Queen's Park has outlawed Toronto transit strikes by making the TTC an essential service after members voted to pass the bill by a wide margin.

The Essential Service Bill passed Wednesday afternoon after the Liberal dominated legislature voted 68 to 9 in favour, CTV Toronto's Paul Bliss reports.

The essential service designation takes away transit workers' right to legally strike amid a contract dispute. Instead, negotiations could be subject to binding arbitration by a third party.

In January, Toronto City Council voted 28-17 in favour of asking Premier Dalton McGuinty to introduce legislation to declare the TTC essential.

Ontario's governing Liberals and the city wanted the legislation passed before the first labour contracts with transit workers expired Thursday.

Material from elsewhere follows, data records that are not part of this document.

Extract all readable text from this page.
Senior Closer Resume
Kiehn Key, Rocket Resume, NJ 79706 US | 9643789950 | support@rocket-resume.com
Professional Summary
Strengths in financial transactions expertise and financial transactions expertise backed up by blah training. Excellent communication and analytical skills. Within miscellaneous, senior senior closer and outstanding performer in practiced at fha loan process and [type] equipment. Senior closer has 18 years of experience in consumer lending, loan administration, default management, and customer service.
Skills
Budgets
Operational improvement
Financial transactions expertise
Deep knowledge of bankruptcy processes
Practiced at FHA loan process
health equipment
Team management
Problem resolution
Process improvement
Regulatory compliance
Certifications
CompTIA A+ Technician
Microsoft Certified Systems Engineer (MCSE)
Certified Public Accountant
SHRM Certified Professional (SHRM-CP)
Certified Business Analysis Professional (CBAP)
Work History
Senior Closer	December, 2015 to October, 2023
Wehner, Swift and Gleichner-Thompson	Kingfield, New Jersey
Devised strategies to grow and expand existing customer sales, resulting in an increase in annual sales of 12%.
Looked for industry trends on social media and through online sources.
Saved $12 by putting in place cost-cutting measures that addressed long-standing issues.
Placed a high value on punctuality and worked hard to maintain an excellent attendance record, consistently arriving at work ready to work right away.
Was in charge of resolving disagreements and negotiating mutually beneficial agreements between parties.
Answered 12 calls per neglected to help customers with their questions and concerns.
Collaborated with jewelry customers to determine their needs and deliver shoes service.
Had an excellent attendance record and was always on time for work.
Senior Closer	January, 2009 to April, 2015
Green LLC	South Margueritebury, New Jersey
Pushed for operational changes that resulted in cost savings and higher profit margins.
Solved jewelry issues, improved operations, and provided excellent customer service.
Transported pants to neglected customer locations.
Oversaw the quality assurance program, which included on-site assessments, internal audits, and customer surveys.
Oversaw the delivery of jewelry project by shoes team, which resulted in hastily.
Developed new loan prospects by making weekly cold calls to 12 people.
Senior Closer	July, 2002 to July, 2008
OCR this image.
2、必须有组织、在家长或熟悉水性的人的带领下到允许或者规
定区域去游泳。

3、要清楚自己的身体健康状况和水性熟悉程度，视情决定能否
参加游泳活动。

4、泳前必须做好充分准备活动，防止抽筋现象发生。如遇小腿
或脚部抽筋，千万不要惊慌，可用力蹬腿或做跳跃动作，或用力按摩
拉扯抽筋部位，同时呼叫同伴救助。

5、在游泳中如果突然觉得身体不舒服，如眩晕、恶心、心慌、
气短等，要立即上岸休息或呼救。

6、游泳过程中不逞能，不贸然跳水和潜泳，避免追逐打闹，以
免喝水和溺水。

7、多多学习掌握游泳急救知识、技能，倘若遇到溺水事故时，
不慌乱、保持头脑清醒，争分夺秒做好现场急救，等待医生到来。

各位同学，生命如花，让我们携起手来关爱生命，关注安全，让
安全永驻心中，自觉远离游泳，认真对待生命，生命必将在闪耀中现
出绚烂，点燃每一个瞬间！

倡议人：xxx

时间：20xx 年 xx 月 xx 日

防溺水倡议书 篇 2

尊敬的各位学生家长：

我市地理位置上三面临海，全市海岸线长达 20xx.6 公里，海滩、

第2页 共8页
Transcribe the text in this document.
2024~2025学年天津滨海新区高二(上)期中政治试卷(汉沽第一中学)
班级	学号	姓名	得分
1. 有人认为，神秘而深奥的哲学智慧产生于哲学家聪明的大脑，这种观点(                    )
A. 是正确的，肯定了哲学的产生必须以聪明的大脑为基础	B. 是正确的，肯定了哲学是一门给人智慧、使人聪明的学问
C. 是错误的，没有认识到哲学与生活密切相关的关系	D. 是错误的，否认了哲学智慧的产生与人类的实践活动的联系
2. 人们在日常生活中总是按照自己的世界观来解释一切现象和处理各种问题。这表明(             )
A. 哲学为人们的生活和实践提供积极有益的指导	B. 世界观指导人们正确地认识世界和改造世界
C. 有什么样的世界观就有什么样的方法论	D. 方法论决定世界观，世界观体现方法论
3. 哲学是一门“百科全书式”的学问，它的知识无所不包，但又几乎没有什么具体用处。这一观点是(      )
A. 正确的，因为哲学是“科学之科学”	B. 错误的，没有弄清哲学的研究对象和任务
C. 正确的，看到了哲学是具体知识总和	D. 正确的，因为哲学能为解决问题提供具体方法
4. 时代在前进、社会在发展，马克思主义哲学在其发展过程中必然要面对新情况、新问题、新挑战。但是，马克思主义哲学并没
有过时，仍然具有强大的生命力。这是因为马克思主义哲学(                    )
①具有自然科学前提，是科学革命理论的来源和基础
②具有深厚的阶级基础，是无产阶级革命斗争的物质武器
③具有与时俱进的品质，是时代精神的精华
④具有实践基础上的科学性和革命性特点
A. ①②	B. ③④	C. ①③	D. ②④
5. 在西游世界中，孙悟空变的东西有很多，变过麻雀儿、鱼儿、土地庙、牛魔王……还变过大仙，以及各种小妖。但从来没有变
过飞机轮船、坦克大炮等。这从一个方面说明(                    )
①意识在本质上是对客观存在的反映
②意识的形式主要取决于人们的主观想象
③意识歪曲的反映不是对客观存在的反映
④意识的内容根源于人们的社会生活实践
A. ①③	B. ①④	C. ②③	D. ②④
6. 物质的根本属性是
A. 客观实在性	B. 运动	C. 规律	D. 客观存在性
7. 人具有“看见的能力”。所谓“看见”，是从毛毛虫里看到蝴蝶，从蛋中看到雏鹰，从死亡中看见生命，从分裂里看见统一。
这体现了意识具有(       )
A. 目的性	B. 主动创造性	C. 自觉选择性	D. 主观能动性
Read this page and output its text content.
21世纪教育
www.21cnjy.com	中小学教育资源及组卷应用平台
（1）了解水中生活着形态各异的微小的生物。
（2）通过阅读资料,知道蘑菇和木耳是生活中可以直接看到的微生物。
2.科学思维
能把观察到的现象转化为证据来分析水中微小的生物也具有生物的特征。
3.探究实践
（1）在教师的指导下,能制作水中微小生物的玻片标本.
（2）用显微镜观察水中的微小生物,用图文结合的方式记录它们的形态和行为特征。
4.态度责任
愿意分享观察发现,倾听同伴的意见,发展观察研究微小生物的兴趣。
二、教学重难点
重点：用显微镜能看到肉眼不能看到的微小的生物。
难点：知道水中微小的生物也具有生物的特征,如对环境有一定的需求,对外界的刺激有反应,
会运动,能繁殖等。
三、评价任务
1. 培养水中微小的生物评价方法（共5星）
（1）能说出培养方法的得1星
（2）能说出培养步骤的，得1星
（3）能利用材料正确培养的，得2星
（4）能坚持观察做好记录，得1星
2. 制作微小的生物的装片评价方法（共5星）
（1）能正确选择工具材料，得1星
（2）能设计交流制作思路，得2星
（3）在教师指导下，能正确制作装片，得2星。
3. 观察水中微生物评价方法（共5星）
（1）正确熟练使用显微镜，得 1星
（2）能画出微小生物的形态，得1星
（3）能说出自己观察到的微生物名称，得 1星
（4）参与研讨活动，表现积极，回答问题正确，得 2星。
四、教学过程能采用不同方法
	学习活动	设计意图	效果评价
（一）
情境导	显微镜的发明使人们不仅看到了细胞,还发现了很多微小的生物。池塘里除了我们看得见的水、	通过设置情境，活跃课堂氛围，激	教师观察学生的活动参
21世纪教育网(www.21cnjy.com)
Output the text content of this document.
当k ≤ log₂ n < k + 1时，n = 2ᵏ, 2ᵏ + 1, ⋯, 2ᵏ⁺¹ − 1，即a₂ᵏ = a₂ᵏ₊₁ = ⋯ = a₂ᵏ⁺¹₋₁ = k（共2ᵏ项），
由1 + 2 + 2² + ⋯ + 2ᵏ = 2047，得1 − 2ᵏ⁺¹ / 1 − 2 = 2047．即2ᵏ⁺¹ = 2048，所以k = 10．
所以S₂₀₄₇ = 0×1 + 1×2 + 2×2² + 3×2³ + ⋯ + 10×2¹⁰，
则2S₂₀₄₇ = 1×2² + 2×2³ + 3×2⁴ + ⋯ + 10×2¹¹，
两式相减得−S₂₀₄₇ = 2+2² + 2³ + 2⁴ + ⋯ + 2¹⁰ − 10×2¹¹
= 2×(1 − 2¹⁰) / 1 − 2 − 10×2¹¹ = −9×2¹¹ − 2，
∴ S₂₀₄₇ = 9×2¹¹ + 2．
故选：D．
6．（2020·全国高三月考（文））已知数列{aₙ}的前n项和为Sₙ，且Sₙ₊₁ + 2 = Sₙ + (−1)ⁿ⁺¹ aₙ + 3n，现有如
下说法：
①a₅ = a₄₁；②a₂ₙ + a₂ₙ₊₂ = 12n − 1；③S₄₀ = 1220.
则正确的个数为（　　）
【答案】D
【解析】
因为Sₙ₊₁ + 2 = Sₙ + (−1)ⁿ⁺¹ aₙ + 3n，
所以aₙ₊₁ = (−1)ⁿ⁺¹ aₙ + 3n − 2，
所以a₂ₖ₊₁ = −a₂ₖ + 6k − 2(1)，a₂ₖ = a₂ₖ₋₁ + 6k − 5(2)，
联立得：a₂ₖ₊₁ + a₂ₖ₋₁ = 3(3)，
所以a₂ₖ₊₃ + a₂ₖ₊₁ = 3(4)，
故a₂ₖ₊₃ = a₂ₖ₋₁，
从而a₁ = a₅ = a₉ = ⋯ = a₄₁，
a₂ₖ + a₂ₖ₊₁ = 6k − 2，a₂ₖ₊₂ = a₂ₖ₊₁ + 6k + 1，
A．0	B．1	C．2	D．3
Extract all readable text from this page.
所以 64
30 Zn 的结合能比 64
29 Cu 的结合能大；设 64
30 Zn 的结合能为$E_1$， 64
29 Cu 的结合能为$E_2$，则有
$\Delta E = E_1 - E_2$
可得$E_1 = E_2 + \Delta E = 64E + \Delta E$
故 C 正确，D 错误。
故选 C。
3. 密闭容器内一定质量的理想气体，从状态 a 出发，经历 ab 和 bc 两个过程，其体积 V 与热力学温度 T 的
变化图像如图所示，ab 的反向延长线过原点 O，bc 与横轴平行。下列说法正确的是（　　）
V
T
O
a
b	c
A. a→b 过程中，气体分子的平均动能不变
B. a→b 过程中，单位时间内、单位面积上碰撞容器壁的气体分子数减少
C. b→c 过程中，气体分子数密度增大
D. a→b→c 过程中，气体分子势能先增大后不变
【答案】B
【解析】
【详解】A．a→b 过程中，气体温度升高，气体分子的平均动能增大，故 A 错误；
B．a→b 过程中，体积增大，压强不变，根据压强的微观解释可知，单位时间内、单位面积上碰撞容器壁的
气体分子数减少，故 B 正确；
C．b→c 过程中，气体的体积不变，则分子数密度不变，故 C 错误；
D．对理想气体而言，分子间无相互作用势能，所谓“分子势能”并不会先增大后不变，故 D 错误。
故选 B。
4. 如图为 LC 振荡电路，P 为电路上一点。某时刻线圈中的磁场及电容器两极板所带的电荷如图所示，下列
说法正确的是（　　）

New Democrat MPP Peter Kormos was unimpressed with the move, calling the decision a "full-frontal attack" on working women and men in Ontario.

Bob Kinnear, president of Amalgamated Transit Union Local 113, said the decision smelled of political gamesmanship, as McGuinty nestles up to Mayor Rob Ford ahead of a provincial election.

Kinnear said McGuinty was violating workers' rights to save a few Toronto seats.

"Bill 150 is all about trying to save Liberal seats in Toronto in the next provincial election, everyone knows that," Kinnear said in a statement. "McGuinty is being a lapdog for a union-hating right wing mayor because he is afraid of Ford's political clout, not because he cares about transit in Toronto."

However in a statement Charles Sousa defended the bill, saying is was necessary because so many people rely on the service daily.

He said: "This legislation recognizes the vital importance of the TTC to the hundreds of thousands of people who rely on the transit system to go to work, school, medical appointments, and shop. This act takes into account the health and safety of the millions of riders who use the TTC as well as the unique impact that transit service has on the city's economic well-being."